Thursday, January 11, 2007

Merry Christmas from Ethiopa




Melkam Gena! Merry Christmas and a Happy New Year! Yesterday was the Ethiopian Christmas so Kali and I enjoyed the feasts of injera, wot, and popcorn at Semu and Winta's houses.

Kali and I have moved up to Mekelle, a city in the northern Tigray region of Ethiopia. We are enjoying the perfect weather of 50 F nights and 85 F sunny days. The average rainfall for Mekelle these next 2 months is 0 mm. Kali and I are enjoying living on our own, cooking all our meals from scratch, learning about the orthodox culture, but most of all spending time with the kids at the youth center. Kali and I are working for SIM (Service in Mission) which is a Christian NGO that began in Sudan and spread to Ethiopia in the early 1930's. SIM has numerous projects throughout Ethiopia that minister to people's physical needs: food, medicine, education, and shelter and by doing so sharing Christ's love through action.

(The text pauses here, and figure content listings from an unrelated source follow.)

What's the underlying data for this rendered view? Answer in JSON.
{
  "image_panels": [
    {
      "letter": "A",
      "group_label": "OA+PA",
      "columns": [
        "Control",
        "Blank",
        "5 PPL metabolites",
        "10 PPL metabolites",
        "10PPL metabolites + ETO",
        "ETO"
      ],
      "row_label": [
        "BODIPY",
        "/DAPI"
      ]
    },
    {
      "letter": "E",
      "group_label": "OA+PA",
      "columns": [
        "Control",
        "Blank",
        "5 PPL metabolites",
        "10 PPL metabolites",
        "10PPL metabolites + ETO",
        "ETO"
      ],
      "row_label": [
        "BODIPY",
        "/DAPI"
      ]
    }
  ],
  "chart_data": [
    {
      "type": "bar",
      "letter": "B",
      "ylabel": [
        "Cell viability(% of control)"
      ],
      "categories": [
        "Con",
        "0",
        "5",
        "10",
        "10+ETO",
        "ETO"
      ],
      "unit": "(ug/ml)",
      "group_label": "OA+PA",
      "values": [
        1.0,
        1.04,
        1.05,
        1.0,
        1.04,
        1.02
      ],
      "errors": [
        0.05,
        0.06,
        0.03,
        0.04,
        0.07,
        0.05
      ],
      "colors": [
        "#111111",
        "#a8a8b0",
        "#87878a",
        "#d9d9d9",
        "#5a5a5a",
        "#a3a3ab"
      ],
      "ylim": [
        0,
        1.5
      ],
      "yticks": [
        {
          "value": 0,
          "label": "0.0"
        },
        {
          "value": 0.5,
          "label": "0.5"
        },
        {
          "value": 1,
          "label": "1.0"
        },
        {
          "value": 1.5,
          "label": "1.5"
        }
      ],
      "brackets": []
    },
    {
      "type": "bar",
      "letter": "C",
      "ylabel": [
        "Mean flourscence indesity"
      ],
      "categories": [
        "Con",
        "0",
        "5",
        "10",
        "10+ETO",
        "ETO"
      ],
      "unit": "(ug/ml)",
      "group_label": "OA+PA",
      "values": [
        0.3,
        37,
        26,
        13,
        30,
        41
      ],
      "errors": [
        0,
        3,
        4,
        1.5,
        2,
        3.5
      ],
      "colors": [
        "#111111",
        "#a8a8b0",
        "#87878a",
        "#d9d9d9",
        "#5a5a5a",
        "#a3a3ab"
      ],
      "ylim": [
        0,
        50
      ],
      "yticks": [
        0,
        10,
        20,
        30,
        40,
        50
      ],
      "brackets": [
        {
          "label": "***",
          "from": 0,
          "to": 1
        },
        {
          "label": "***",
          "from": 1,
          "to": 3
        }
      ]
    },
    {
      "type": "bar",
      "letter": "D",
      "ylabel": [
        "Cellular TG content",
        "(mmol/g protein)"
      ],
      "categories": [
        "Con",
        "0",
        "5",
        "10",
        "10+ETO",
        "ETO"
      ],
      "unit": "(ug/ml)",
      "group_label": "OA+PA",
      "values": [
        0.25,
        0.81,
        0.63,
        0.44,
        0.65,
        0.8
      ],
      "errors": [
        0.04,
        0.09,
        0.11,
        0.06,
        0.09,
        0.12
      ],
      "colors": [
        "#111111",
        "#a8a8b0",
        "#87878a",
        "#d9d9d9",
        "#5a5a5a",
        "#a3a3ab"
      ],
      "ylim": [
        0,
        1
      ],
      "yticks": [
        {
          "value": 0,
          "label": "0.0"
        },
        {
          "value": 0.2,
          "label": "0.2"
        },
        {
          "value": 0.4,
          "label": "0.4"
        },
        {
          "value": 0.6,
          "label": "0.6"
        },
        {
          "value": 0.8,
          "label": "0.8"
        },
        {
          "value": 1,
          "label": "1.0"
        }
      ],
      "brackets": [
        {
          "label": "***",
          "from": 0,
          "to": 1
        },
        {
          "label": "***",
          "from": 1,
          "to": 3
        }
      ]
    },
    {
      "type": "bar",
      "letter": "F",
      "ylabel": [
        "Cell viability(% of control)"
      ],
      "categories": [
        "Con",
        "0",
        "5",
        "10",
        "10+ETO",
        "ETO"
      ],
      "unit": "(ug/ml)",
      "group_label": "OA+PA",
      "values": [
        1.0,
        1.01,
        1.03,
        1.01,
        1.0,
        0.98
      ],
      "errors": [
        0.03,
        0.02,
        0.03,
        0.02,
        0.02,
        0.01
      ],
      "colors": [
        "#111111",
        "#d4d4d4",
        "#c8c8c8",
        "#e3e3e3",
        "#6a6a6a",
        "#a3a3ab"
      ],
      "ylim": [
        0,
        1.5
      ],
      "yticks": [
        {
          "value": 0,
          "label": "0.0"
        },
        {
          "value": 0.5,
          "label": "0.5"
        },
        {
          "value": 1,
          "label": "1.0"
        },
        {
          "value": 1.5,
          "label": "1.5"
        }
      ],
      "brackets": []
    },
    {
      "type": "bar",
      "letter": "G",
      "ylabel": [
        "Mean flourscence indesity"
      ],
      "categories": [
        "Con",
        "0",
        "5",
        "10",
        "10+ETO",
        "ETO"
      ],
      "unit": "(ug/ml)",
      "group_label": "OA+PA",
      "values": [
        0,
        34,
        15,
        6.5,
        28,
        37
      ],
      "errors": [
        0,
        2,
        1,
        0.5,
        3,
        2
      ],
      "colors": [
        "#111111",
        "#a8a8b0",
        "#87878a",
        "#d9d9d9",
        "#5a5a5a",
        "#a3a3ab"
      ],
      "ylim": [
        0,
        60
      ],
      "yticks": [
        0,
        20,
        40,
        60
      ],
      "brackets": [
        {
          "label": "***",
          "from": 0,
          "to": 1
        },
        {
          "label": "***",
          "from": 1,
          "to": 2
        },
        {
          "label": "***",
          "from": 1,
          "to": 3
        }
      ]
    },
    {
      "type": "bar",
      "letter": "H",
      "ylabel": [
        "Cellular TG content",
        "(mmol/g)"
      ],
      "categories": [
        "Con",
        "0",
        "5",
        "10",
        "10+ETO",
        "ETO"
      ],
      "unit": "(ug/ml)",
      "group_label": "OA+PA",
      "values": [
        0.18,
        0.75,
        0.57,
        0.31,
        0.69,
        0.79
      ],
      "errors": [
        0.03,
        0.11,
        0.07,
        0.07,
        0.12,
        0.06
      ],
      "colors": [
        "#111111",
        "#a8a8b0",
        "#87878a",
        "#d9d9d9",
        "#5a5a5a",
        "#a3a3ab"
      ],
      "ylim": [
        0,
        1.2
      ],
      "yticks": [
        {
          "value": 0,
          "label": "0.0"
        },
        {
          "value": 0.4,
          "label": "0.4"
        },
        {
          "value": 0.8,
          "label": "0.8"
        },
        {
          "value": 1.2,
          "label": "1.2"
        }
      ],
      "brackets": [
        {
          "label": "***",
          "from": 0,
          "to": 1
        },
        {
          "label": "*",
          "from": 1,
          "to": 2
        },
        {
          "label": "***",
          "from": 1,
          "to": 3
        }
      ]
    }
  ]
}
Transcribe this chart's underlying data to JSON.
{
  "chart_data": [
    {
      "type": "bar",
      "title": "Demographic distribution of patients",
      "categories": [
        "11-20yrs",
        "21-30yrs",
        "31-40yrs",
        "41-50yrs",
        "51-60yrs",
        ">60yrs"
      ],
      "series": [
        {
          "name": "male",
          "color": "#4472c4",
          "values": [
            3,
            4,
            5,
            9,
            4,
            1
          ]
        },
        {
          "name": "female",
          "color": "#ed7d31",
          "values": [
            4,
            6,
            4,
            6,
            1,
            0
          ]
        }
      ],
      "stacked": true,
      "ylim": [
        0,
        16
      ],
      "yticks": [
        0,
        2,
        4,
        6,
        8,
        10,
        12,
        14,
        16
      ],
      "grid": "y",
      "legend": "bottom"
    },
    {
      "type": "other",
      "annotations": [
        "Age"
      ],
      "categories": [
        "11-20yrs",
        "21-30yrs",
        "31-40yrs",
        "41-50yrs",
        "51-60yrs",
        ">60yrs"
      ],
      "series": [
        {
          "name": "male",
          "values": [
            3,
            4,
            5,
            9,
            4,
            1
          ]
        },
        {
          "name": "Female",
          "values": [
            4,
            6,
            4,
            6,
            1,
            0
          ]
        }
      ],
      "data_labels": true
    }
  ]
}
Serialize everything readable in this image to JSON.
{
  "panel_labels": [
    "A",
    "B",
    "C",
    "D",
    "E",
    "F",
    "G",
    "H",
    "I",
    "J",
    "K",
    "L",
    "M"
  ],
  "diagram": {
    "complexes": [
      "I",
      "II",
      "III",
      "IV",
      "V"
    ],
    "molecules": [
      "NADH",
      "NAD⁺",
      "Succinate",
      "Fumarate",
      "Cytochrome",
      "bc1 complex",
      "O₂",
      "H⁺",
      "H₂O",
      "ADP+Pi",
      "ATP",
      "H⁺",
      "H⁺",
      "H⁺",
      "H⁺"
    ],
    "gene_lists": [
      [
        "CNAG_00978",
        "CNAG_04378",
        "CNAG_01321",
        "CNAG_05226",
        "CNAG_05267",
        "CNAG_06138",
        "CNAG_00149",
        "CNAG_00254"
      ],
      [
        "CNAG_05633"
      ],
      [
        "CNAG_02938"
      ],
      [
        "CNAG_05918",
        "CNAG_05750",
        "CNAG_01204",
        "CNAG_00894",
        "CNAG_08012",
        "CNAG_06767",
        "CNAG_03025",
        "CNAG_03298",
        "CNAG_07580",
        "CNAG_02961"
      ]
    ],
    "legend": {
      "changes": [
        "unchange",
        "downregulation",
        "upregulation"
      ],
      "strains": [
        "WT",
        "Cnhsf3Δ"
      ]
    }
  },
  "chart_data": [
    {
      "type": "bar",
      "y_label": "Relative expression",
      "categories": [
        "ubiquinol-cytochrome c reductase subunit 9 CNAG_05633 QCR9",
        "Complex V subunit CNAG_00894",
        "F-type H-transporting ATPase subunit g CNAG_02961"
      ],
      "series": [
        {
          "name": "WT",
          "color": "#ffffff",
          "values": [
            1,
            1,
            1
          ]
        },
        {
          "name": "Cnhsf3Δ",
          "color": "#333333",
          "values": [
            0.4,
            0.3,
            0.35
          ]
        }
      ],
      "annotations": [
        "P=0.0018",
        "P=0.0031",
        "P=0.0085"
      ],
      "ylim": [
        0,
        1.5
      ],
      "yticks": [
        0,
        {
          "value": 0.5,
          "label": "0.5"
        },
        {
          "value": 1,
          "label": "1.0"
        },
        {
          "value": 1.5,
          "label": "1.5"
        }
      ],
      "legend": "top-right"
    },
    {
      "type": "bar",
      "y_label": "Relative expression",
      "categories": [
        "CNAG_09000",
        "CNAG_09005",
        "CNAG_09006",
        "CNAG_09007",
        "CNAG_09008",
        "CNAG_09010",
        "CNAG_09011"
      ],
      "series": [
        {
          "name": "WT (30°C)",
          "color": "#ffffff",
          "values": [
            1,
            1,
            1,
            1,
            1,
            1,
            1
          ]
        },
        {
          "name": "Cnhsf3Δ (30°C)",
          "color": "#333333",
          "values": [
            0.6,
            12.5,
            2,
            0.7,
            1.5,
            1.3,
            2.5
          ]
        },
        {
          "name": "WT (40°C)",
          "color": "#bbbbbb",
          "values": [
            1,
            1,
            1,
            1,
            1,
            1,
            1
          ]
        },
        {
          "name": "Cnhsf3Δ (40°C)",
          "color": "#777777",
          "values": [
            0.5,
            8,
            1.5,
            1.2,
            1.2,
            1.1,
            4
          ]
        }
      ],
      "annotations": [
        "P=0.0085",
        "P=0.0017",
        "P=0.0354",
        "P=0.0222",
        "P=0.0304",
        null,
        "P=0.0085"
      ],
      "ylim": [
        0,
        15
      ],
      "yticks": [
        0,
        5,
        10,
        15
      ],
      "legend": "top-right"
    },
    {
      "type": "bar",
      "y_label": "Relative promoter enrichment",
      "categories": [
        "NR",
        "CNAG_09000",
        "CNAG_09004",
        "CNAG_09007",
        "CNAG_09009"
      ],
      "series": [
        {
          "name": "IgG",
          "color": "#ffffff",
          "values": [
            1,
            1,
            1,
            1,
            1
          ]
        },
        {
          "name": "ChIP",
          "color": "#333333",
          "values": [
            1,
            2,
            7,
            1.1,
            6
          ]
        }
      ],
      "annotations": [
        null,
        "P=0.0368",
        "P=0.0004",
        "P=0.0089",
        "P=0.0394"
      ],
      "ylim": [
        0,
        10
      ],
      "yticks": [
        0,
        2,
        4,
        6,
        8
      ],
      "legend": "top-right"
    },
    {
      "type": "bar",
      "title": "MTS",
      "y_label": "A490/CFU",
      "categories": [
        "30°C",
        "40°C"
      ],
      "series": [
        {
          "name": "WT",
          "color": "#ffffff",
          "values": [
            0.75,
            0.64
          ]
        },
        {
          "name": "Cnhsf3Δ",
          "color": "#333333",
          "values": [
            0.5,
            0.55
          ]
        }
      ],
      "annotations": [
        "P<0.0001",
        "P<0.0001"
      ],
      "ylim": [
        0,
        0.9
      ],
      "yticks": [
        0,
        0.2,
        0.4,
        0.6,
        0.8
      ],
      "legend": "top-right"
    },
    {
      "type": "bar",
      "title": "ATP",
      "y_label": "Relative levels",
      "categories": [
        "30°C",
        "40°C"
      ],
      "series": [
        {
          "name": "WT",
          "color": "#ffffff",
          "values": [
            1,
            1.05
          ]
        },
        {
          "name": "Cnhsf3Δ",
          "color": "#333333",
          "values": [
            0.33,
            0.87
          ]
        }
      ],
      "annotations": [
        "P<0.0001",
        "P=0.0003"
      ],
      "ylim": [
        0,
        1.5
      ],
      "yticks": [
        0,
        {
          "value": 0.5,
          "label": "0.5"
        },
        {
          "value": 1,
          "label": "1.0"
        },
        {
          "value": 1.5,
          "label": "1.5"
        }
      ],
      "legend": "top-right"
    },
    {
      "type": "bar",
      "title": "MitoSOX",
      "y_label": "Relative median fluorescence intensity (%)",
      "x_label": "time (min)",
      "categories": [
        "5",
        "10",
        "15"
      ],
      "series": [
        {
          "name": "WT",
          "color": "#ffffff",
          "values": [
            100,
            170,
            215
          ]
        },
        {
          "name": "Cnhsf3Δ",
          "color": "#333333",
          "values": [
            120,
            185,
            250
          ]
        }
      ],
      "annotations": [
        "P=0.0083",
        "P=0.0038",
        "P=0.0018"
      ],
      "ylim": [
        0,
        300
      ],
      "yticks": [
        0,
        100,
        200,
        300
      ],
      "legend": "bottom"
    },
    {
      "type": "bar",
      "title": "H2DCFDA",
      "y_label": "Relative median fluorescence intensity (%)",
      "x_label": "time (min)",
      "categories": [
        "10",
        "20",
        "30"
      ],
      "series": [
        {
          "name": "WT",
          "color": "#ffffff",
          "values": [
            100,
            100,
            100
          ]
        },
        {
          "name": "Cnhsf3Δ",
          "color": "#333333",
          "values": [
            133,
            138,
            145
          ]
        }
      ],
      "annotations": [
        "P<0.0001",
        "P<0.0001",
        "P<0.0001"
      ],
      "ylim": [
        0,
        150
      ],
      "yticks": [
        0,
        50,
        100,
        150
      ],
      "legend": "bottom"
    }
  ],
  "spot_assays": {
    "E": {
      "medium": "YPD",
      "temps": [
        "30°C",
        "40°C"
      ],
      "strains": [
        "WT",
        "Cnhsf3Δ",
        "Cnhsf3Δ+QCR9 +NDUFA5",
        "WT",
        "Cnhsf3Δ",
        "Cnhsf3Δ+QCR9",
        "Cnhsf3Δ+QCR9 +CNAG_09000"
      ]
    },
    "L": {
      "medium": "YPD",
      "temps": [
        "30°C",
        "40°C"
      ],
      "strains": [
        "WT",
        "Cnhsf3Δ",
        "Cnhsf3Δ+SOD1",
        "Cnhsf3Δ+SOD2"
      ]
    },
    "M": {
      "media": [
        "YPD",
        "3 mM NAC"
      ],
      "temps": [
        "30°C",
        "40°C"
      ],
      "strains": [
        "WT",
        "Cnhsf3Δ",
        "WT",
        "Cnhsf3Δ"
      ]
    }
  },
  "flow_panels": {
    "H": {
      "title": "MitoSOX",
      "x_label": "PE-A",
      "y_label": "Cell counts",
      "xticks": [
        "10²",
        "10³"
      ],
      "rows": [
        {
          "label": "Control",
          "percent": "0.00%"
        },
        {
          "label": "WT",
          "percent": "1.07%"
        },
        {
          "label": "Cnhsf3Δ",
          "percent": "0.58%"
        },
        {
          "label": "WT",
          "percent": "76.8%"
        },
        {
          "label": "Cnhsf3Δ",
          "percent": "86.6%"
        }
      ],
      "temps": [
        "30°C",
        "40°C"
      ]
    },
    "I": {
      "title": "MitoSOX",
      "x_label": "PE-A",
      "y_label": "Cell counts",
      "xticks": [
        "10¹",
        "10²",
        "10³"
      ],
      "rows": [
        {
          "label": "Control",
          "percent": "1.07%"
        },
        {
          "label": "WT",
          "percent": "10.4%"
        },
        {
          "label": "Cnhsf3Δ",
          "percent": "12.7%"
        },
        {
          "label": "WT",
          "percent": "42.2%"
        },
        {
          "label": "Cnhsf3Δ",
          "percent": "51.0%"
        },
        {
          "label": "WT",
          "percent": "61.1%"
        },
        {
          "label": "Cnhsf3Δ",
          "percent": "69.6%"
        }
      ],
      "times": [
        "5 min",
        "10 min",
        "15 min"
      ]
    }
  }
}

The Mekelle Youth Center is a place where youth come for English classes, computer classes, HIV/AIDS education, and sports. The purpose of the center is to provide a safe haven for youth to be youth and learn essential character values. Approximately 400 kids come to the center each day. The center has been in Mekelle for 5 years and has been praised by the government for its programs and for the model it has been for the community.

Kali and I work closely with the Girls Anti-Aids Club, Girls basketball team, Youth Team building, English Classes, and Sports (all the volleyball, knock-out, ping pong, bingo, and soccer you could imagine.) There is a core group of 10 girls that we are focusing on building relationships with. The first day I walked into the Girls Anti-Aids club room they were all dancing and singing to Mariah Carey's We Belong Together and I just felt like I was right back in my dorm room at Lawrenceville. It's amazing how we share such similar interests and taste in music, clothes, movies, humor, yet come from tremendously different backgrounds.

For example, our friend Emebete, 16, loves Heath Ledger and Beyonce, and seems just like any other 16 year old American girl, but today I learned she was orphaned when she was 8 after her mother died and her father disappeared. Social services took her to this organization in Mekelle called Operation Rescue which is a community and family based child care program that cares for orphans, street children, and works to train mothers and educate the children. Emebete was so poor, just like a child on one of those horrific TV commercials that is digging through the trash, but now thanks to her sponsors, who give $15 dollars a month, she's in school, has nice clothes, and a chance to have a childhood. It's neat to think that $15 dollars a month really did change a little African child's life.

Speaking of giving, that is something that the Lord has really been teaching me. He's shed so much light on how stingy I am even though I have so much. The Ethiopians absolutely amaze me in their generosity. When we went to Semu and Winta's houses for Christmas, Semu's sister, who essentially stands as Semu's mother because her mother moved to Saudi Arabia to work as a maid to pay for her 3 girls education after her husband (Semu's father) passed away. They haven't seen her in 4 years. But her sweet sister gave us as many servings as we could possibly eat plus more and performed a coffee ceremony, in all which took about 3 hours. She didn't eat until after we left and gave us the best food. (which is a really big deal because Christmas is the one time a year they will slaughter a goat.) What would our world look like if we always gave others our best? How does Semu's sister who has nothing, give and offer everything to us, foreigners from America who have so much.

She reminded me of the widow in the gospel of Mark 12:41 who put in too small coins, worth only a fraction of a penny in the offering. Jesus says to the disciples, "I tell you the truth this poor widow has put more into the treasury than all the others. They all gave out of their wealth; but she out of her poverty, put in everything —all she had to live on."

Daily, constantly, the Ethiopians who 97% are unemployed and live on much less than a dollar a day, give their best food, best coffee, best chair, best smiles, and best attitude. How is it that they, who have nothing, give everything freely, and I who have so much am so hesitant to share my meal?

And it's not just because we are Americans and they are trying to impress us, they truly look after their neighbors. All the kids in the compound are looked after by every mother, beggars share with other beggars. A few minutes ago as I was sitting in this internet café, two blind men were helping each other down the street.

How different would our world look if we could truly love our neighbors as ourselves, and not just give them our leftover's, but like Semu's sister and the widow, gave our best?

Please pray that our hearts would grow more in tune with God's purpose for our time in Mekelle, that we would develop close relationships with the girls, that we can give our best and give a fraction of what the Ethiopians give us, for peace in Somalia and that the conflict would not escalate here in Ethiopia, health, safety, energy, hope, and that the Lord would break our hearts with the things that break His heart.